To the Bog of Cats I One Day Will Return
To the Bog of Cats I One Day Will Return
September 14, 2024
6:00 pm - 9:00 pm

la Beast gallery
831 Cypress Ave., Los Angeles CA 90065


Press Release – To the Bog of Cats I One Day Will Return
Exhibition Dates: September 14th – October 26th, 2024

la BEAST gallery is beyond honored to present ‘To the Bog of Cats I One Day Will Return,’ a stunning solo presentation of oil paintings by artist Amy MacKay. In this striking series, MacKay bridges the world of theater and painting, capturing the essence that lives and breathes in the spaces between the spoken realm and the landscape of fixed images. Inspired by Marina Carr’s haunting play ‘By the Bog of Cats,’ MacKay explores the depths of visual storytelling, not only by evoking an experience of layer, emotion, and form, but by presenting a perspective that the separation between event and document, is a distinctly fascinating place to devotes one’s attention.

‘To the Bog of Cats I One Day Will Return’ opens with a reception on Saturday, September 14th, from 6-9 pm at la BEAST gallery in Cypress Park. The show’s conclusion will take place on October 26th.

About the Exhibition

Somewhere in the canopied neighborhood of San Marino California, we were invited to a play. Not our usual Sunday-Funday activity, but an intriguing offer none the less. Squarely positioned in the driveway, a well dressed and gregarious looking fellow greeted us, directing us through a narrow Japanese inspired walkway. What became abundantly obvious as we entered, was the presence of a pool. Overflowing with conspicuous inflatables, this inviting body of water presented itself loudly and clearly. “This whole idea, though a simple idea, started with the concept of creating a performance where the audience is submerged in a body of water,” MacKay muses. Without fully understanding what we were getting ourselves into, us and a collection of friends and colleagues, found ourselves dripping wet, and properly immersed in the throws of Amy MacKay’s reenactment of ‘By the Bog of Cats’.

If you don’t know it, the play itself is an interpretive take on the Greek myth of ‘Medea,’ centering around the existence of ‘The Overbearing Mother,’ all cast through the lives of a community in the Irish ‘Midlands’. Though a very compelling play, one of the more interesting parts of the whole experience was watching not only the actors prance around the garden, but also witnessing the crew of documentarians dance about the stage, trying not to interrupt the unfolding performance. The two photographers and one cinematographer, were indeed, impossible to ignore.
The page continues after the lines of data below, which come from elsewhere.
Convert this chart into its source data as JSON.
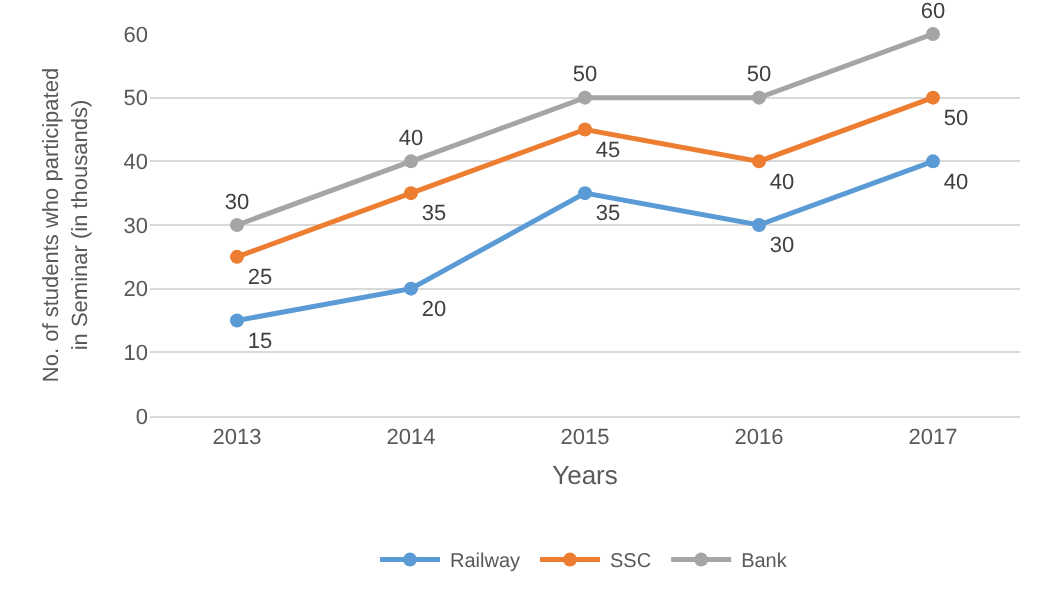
{
  "chart_data": {
    "type": "line",
    "categories": [
      "2013",
      "2014",
      "2015",
      "2016",
      "2017"
    ],
    "xlabel": "Years",
    "ylabel": "No. of students who participated\nin Seminar (in thousands)",
    "series": [
      {
        "name": "Railway",
        "color": "#5b9bd5",
        "values": [
          15,
          20,
          35,
          30,
          40
        ]
      },
      {
        "name": "SSC",
        "color": "#ed7d31",
        "values": [
          25,
          35,
          45,
          40,
          50
        ]
      },
      {
        "name": "Bank",
        "color": "#a5a5a5",
        "values": [
          30,
          40,
          50,
          50,
          60
        ]
      }
    ],
    "ylim": [
      0,
      60
    ],
    "yticks": [
      0,
      10,
      20,
      30,
      40,
      50,
      60
    ],
    "grid": "y",
    "legend": "bottom",
    "marker": "circle",
    "line_style": "solid",
    "data_labels": true
  }
}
As twilight shifted into nightfall, an unshakable feeling presented itself. Despite being the invited guests, our purpose wasn’t really to observe what was happening around us. More like, our role as the audience, was to be documented as ‘the observers’. This is all to say that everything about this evening was conceived, captured, and rendered for another purpose all together.

“Like a road doubling back on itself in the wrong direction, the resulting paintings lend themselves to a crisis of translation,” explains Amy. MacKay has an unique commitment to the exploration of narrative through site-specific performance. Subsequently, these productions slowly fade away, but still linger in the ether, more akin to an oblong memory than a hardened record. The resulting works mimic the liminal space they were born from; dramatic yet soft, luscious but eerie. “It is precisely the impossibility of creating a ‘true’ account of such a complex set of experiences that makes me interested in using paint as a form of documentation,” adds Amy.

MacKay’s work invites us to enter her theater; to become part of her story. The chill of water, the weight of words, the pulse of movement amid the stillness, are all exposed in her compositions. She effortlessly captures a quivering dream, holds onto that feeling, and shares it with a crowd of willing spectators. “Each image is made and destroyed repeatedly, so that the surface becomes a site of performed forgetting.”